Shucos, Guatemalan Hot Dogs

Lizet
Ingredients:

For the cabbage

  • 2 cups thinly sliced green cabbage
  • 1/2 onion
  • 1 teaspoon salt

For the guacamole

  • 2 avocados
  • 1 teaspoon salt
  • Juice of 1 lime (2-3 Tbsp)

For the shucos

  • 4 hot dog wieners
  • 4 sausages (chorizo or longaniza are traditional*)
  • 6 hot dog buns
  • 4 tablespoons butter

Condiments

  • Ketchup
  • Mayonnaise
  • Mustard
  • Habanero peppers, sliced (optional)
Instructions:

For the cabbage

  1. Place the sliced cabbage in a medium pot. Cover it with water, add the ½ onion and salt. Bring to a boil and simmer for 5 minutes.
  2. Remove the onion from the pot, drain the cabbage and refrigerate it until ready to use.

For the guacamole

  1. Peel and mash the avocados. Season them with salt and lime juice. Refrigerate until ready to use.

For the shucos

  1. Heat a heavy bottom frying pan over low heat.
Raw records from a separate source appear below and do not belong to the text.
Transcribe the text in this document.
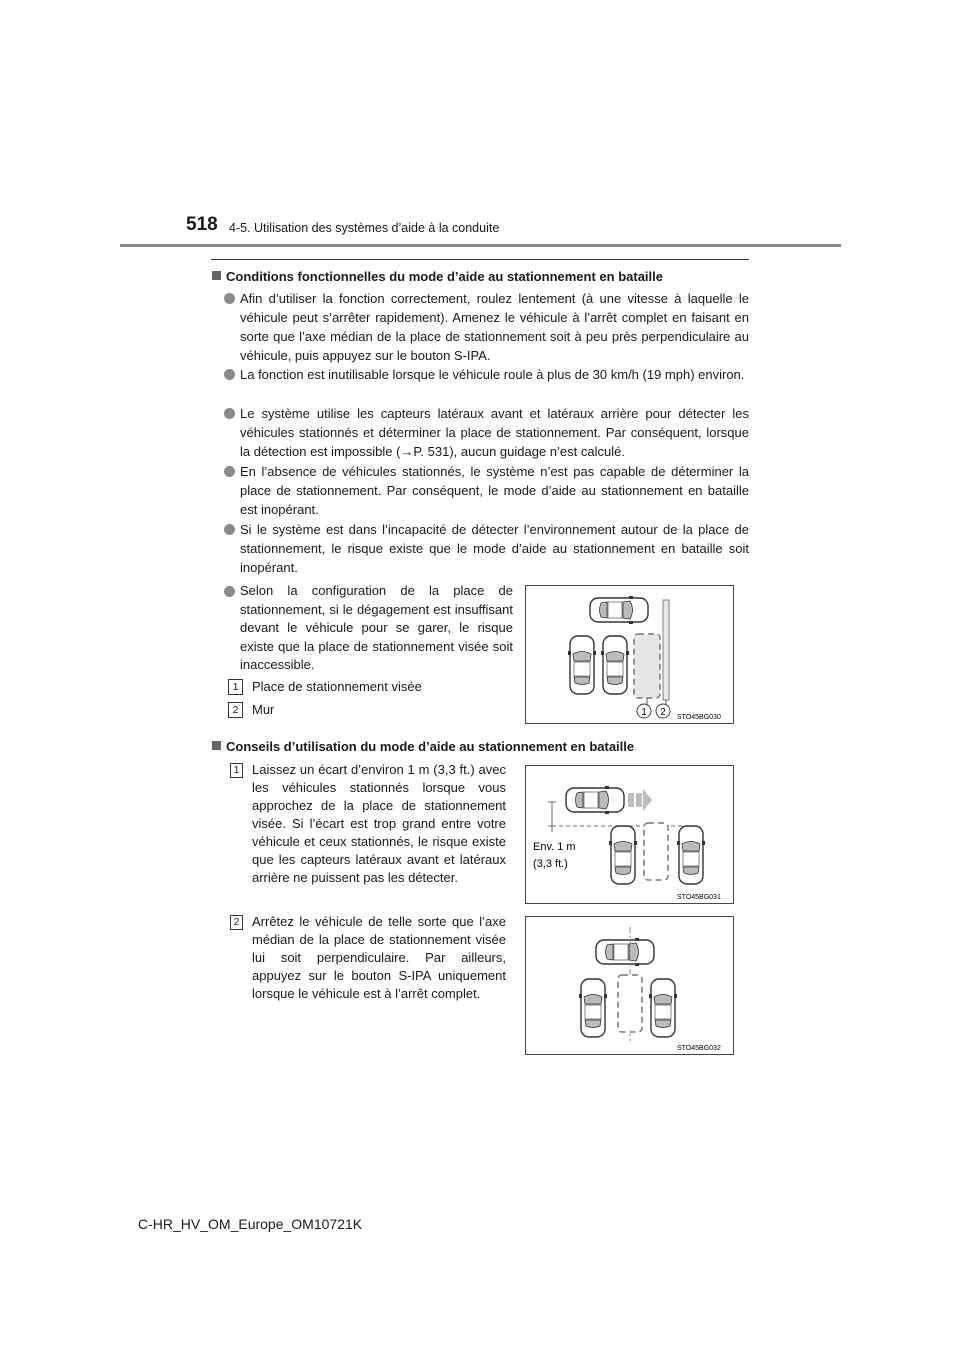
518 4-5. Utilisation des systèmes d’aide à la conduite
Conditions fonctionnelles du mode d’aide au stationnement en bataille

Afin d’utiliser la fonction correctement, roulez lentement (à une vitesse à laquelle le véhicule peut s’arrêter rapidement). Amenez le véhicule à l’arrêt complet en faisant en sorte que l’axe médian de la place de stationnement soit à peu près perpendiculaire au véhicule, puis appuyez sur le bouton S-IPA.

La fonction est inutilisable lorsque le véhicule roule à plus de 30 km/h (19 mph) environ.

Le système utilise les capteurs latéraux avant et latéraux arrière pour détecter les véhicules stationnés et déterminer la place de stationnement. Par conséquent, lorsque la détection est impossible (→P. 531), aucun guidage n’est calculé.

En l’absence de véhicules stationnés, le système n’est pas capable de déterminer la place de stationnement. Par conséquent, le mode d’aide au stationnement en bataille est inopérant.

Si le système est dans l’incapacité de détecter l’environnement autour de la place de stationnement, le risque existe que le mode d’aide au stationnement en bataille soit inopérant.

Selon la configuration de la place de stationnement, si le dégagement est insuffisant devant le véhicule pour se garer, le risque existe que la place de stationnement visée soit inaccessible.

1 Place de stationnement visée
2 Mur	1 2 STO45BG030
Conseils d’utilisation du mode d’aide au stationnement en bataille
1 Laissez un écart d’environ 1 m (3,3 ft.) avec les véhicules stationnés lorsque vous approchez de la place de stationnement visée. Si l’écart est trop grand entre votre véhicule et ceux stationnés, le risque existe que les capteurs latéraux avant et latéraux arrière ne puissent pas les détecter.

2 Arrêtez le véhicule de telle sorte que l’axe médian de la place de stationnement visée lui soit perpendiculaire. Par ailleurs, appuyez sur le bouton S-IPA uniquement lorsque le véhicule est à l’arrêt complet.

Env. 1 m
(3,3 ft.)
STO45BG031
STO45BG032
C-HR_HV_OM_Europe_OM10721K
Cut the wieners and sausages in half. Cook the sausages for about 10 minutes, turning halfway through. Remove them from the pan and add the hot dogs. Cook each side for 3 to 5 minutes. Cut both into bite-sized pieces.
  2. Add a little bit of butter to the pan. Place the hot dog buns, cut side down, on the hot pan and cook for about a minute, or until brown and crispy. Turn and toast on the other side.

To serve

  1. Spread a good amount of guacamole on both sides of the bun. Add a layer of sausages and hot dogs on top of the avocado. Top with cabbage and condiments.
Notes:

Kielbasa or andouille could work if chorizo or longaniza is not available. Alternately the sausages can be halved and cooked (and buns can be toasted) on a grill.